Here, ${n \choose k}$ is the binomial coefficient.

[edit] Method

For two given sequences $(a_n) \,$ and $(b_n) \,$ , with $n \in \N$ , one wants to study the sum of the following series:
$S_N = \sum_{n=0}^N a_n b_n$

If we define $B_n = \sum_{k=0}^n b_k$ ,
then for every n>0, $b_n = B_n - B_{n-1} \,$

$S_N = a_0 b_0 + \sum_{n=1}^N a_n (B_n - B_{n-1})$
$S_N = a_0 b_0 - a_1 B_0 + a_N B_N + \sum_{n=1}^{N-1} B_n (a_n - a_{n+1})$
Finally $S_N = a_N b_N - \sum_{n=0}^{N-1} B_n (a_{n+1} - a_n)$

This process, called an Abel transformation, can be used to prove several criteria of convergence for $S_N \,$ .

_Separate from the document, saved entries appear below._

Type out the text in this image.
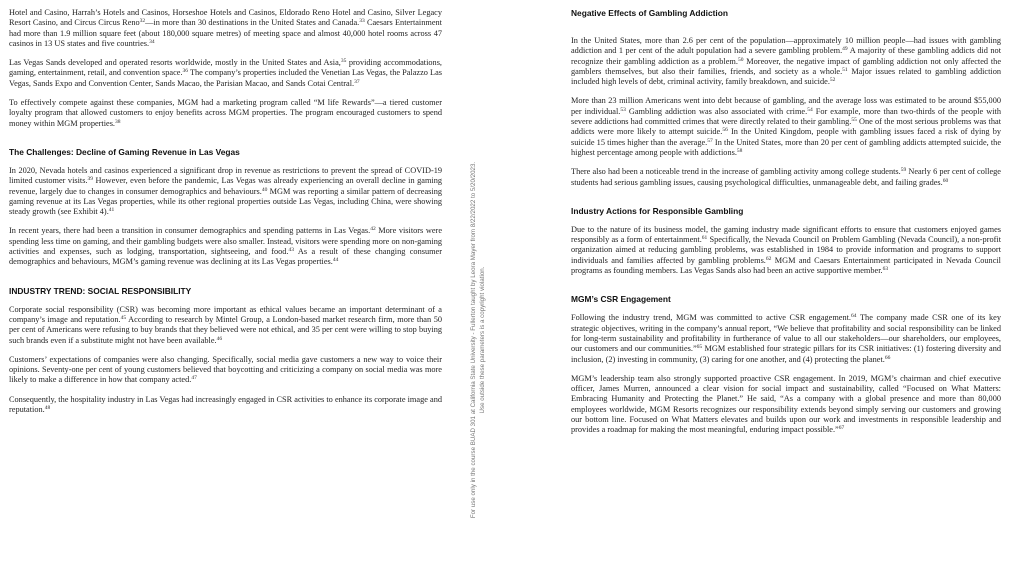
Hotel and Casino, Harrah’s Hotels and Casinos, Horseshoe Hotels and Casinos, Eldorado Reno Hotel and Casino, Silver Legacy Resort Casino, and Circus Circus Reno$^{32}$—in more than 30 destinations in the United States and Canada.$^{33}$ Caesars Entertainment had more than 1.9 million square feet (about 180,000 square metres) of meeting space and almost 40,000 hotel rooms across 47 casinos in 13 US states and five countries.$^{34}$

Las Vegas Sands developed and operated resorts worldwide, mostly in the United States and Asia,$^{35}$ providing accommodations, gaming, entertainment, retail, and convention space.$^{36}$ The company’s properties included the Venetian Las Vegas, the Palazzo Las Vegas, Sands Expo and Convention Center, Sands Macao, the Parisian Macao, and Sands Cotai Central.$^{37}$

To effectively compete against these companies, MGM had a marketing program called “M life Rewards”—a tiered customer loyalty program that allowed customers to enjoy benefits across MGM properties. The program encouraged customers to spend money within MGM properties.$^{38}$

The Challenges: Decline of Gaming Revenue in Las Vegas

In 2020, Nevada hotels and casinos experienced a significant drop in revenue as restrictions to prevent the spread of COVID-19 limited customer visits.$^{39}$ However, even before the pandemic, Las Vegas was already experiencing an overall decline in gaming revenue, largely due to changes in consumer demographics and behaviours.$^{40}$ MGM was reporting a similar pattern of decreasing gaming revenue at its Las Vegas properties, while its other regional properties outside Las Vegas, including China, were showing steady growth (see Exhibit 4).$^{41}$

In recent years, there had been a transition in consumer demographics and spending patterns in Las Vegas.$^{42}$ More visitors were spending less time on gaming, and their gambling budgets were also smaller. Instead, visitors were spending more on non-gaming activities and expenses, such as lodging, transportation, sightseeing, and food.$^{43}$ As a result of these changing consumer demographics and behaviours, MGM’s gaming revenue was declining at its Las Vegas properties.$^{44}$

INDUSTRY TREND: SOCIAL RESPONSIBILITY

Corporate social responsibility (CSR) was becoming more important as ethical values became an important determinant of a company’s image and reputation.$^{45}$ According to research by Mintel Group, a London-based market research firm, more than 50 per cent of Americans were refusing to buy brands that they believed were not ethical, and 35 per cent were willing to stop buying such brands even if a substitute might not have been available.$^{46}$

Customers’ expectations of companies were also changing. Specifically, social media gave customers a new way to voice their opinions. Seventy-one per cent of young customers believed that boycotting and criticizing a company on social media was more likely to make a difference in how that company acted.$^{47}$

Consequently, the hospitality industry in Las Vegas had increasingly engaged in CSR activities to enhance its corporate image and reputation.$^{48}$	For use only in the course BUAD 301 at California State University - Fullerton taught by Leora Mayer from 8/22/2022 to 5/20/2023. Use outside these parameters is a copyright violation.
Negative Effects of Gambling Addiction

In the United States, more than 2.6 per cent of the population—approximately 10 million people—had issues with gambling addiction and 1 per cent of the adult population had a severe gambling problem.$^{49}$ A majority of these gambling addicts did not recognize their gambling addiction as a problem.$^{50}$ Moreover, the negative impact of gambling addiction not only affected the gamblers themselves, but also their families, friends, and society as a whole.$^{51}$ Major issues related to gambling addiction included high levels of debt, criminal activity, family breakdown, and suicide.$^{52}$

More than 23 million Americans went into debt because of gambling, and the average loss was estimated to be around $55,000 per individual.$^{53}$ Gambling addiction was also associated with crime.$^{54}$ For example, more than two-thirds of the people with severe addictions had committed crimes that were directly related to their gambling.$^{55}$ One of the most serious problems was that addicts were more likely to attempt suicide.$^{56}$ In the United Kingdom, people with gambling issues faced a risk of dying by suicide 15 times higher than the average.$^{57}$ In the United States, more than 20 per cent of gambling addicts attempted suicide, the highest percentage among people with addictions.$^{58}$

There also had been a noticeable trend in the increase of gambling activity among college students.$^{59}$ Nearly 6 per cent of college students had serious gambling issues, causing psychological difficulties, unmanageable debt, and failing grades.$^{60}$

Industry Actions for Responsible Gambling

Due to the nature of its business model, the gaming industry made significant efforts to ensure that customers enjoyed games responsibly as a form of entertainment.$^{61}$ Specifically, the Nevada Council on Problem Gambling (Nevada Council), a non-profit organization aimed at reducing gambling problems, was established in 1984 to provide information and programs to support individuals and families affected by gambling problems.$^{62}$ MGM and Caesars Entertainment participated in Nevada Council programs as founding members. Las Vegas Sands also had been an active supportive member.$^{63}$

MGM’s CSR Engagement

Following the industry trend, MGM was committed to active CSR engagement.$^{64}$ The company made CSR one of its key strategic objectives, writing in the company’s annual report, “We believe that profitability and social responsibility can be linked for long-term sustainability and profitability in furtherance of value to all our stakeholders—our shareholders, our employees, our customers and our communities.”$^{65}$ MGM established four strategic pillars for its CSR initiatives: (1) fostering diversity and inclusion, (2) investing in community, (3) caring for one another, and (4) protecting the planet.$^{66}$

MGM’s leadership team also strongly supported proactive CSR engagement. In 2019, MGM’s chairman and chief executive officer, James Murren, announced a clear vision for social impact and sustainability, called “Focused on What Matters: Embracing Humanity and Protecting the Planet.” He said, “As a company with a global presence and more than 80,000 employees worldwide, MGM Resorts recognizes our responsibility extends beyond simply serving our customers and growing our bottom line. Focused on What Matters elevates and builds upon our work and investments in responsible leadership and provides a roadmap for making the most meaningful, enduring impact possible.”$^{67}$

[edit] Similarity with an integration by parts

The formula for an integration by parts is $\int_a^b f(x) g'(x)\,dx = \left[ f(x) g(x) \right]_{a}^{b} - \int_a^b f'(x) g(x)\,dx$
Beside the boundary conditions, we notice that the first integral contains two multiplied functions, one which is integrated in the final integral ( $g' \,$ becomes $g \,$ ) and one which is derivated ( $f \,$ becomes $f' \,$ ).

The process of the Abel transformation is similar, since one of the two initial sequences is summed ( $b_n \,$ becomes $B_n \,$ ) and the other one is discretely derivated ( $a_n \,$ becomes $a_{n+1} - a_n \,$ ).